Zahlreiche Opfer der Justiz haben sich schon oft medial inszeniert – nun auch Jens Söring. Versucht man mit dem persönlichen Schicksal Geld zu verdienen oder möchte man sich nur Gehör verschaffen?
Im Falle von Jens Söring geht es um zwei Dinge: Zum einen möchte er Geld damit verdienen. Und er möchte, dass die Welt an seine Unschuld glaubt. Aber das Urteil und die Haftdauer wurden von amerikanischen Gerichten x-mal überprüft und die kamen immer zum Schluss: Er war es. Und auch nach all meinen Recherchen komme ich zum Schluss, dass Sörings Unschuldsnarrativ voller Fehler ist. Unser Podcast und die ARD-Crime-Time-Serie zeigen eindrucksvoll, wie Söring und sein Freundeskreis wirkungsvoll Medien und Politik gesteuert haben, um sein Narrativ in die Welt zu bringen. Ihm ist die Absolution der Medien und der Öffentlichkeit extrem wichtig - nicht zuletzt, weil das auch die Basis für seinen Lebensunterhalt ist.
Gibt es Gründe, dass man an der Unschuld von Jens Söring Zweifeln könnte?
Dafür gibt es jede Menge Gründe. Hören Sie sich unseren Podcast «Das System Söring» an oder noch besser: Schauen Sie unsere Doku und bilden Sie sich selbst ein Urteil.
Nach 33 Jahren kommt Jens Söring aus der Haft frei: Wie verändert das einen Menschen?
Das kann ich nicht beurteilen. Söring war erst bereit, unserem Autor:innen-Team ein Interview zu geben, nachdem seine vertragliche Exklusivität am 31.12.2023 ausläuft. Das hat er uns schriftlich mitgeteilt.

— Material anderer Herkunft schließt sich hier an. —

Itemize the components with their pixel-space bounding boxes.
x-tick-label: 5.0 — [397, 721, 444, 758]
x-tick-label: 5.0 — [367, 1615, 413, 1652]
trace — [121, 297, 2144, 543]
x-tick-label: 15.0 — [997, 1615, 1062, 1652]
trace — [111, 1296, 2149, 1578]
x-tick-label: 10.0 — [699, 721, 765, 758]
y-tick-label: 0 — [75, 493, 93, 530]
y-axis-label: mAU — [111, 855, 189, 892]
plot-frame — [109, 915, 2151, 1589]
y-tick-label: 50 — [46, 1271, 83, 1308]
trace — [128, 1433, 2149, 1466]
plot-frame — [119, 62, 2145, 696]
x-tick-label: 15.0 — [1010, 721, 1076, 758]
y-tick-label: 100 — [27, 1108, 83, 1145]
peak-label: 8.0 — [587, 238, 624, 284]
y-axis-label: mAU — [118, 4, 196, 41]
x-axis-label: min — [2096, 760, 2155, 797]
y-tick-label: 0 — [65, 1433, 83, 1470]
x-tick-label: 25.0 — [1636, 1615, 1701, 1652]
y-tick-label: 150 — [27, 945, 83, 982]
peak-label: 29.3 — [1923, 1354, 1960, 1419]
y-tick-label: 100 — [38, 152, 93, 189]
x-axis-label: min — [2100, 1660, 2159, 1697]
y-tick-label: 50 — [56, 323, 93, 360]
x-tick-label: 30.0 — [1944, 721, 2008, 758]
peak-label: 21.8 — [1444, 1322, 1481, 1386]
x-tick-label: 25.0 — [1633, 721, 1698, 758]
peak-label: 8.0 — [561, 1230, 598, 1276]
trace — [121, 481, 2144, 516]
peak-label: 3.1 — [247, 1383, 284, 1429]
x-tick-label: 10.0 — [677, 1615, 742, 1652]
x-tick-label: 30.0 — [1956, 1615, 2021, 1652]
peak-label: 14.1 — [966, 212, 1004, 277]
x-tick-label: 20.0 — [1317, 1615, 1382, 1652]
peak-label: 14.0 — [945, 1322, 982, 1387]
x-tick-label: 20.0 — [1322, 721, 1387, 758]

Ob dies im Zusammenhang mit der Netflix-Dokuserie über ihn steht, die einen Tag nach unserer ARD-Mediathekenveröffentlichung on air ist, nämlich am 1. November, vermag ich auch nicht zu beurteilen.
Welche Rolle spielen die Medien bei diesem True-Crime-Fall?
Die Medien spielen hier eine ganz große Rolle und deshalb widmen wir uns ihnen auch sehr akribisch in Bezug auf die Rezeption des Falles. Viele sind recht unkritisch mit Jens Söring, immerhin einem rechtskräftig verurteilten Doppelmörder, umgegangen und haben ihn sein Unschulds- und sein Justizopfernarrativ einfach ohne kritisches Hinterfragen erzählen lassen. Dazu muss man fairerweise aber auch sagen, dass sich die Geschichte nach der Tat durch die vielen Geständnisse und Widerrufe, die fehlenden eindeutigen Beweise, aber die zahlreichen Indizien und durch die vielen Personen, die sich im Nachhinein in den Fall haben involvieren lassen, als sehr komplex darstellt. Mit dem einmaligen Lesen irgendeines schnell zusammengestellten Dossiers ist es nicht getan. Man braucht wirklich sehr lange, um sich in den Fall und die zahlreichen Akten einzuarbeiten, um ihn in seiner ganzen Komplexität zu verstehen und die vielen Details richtig einzuordnen.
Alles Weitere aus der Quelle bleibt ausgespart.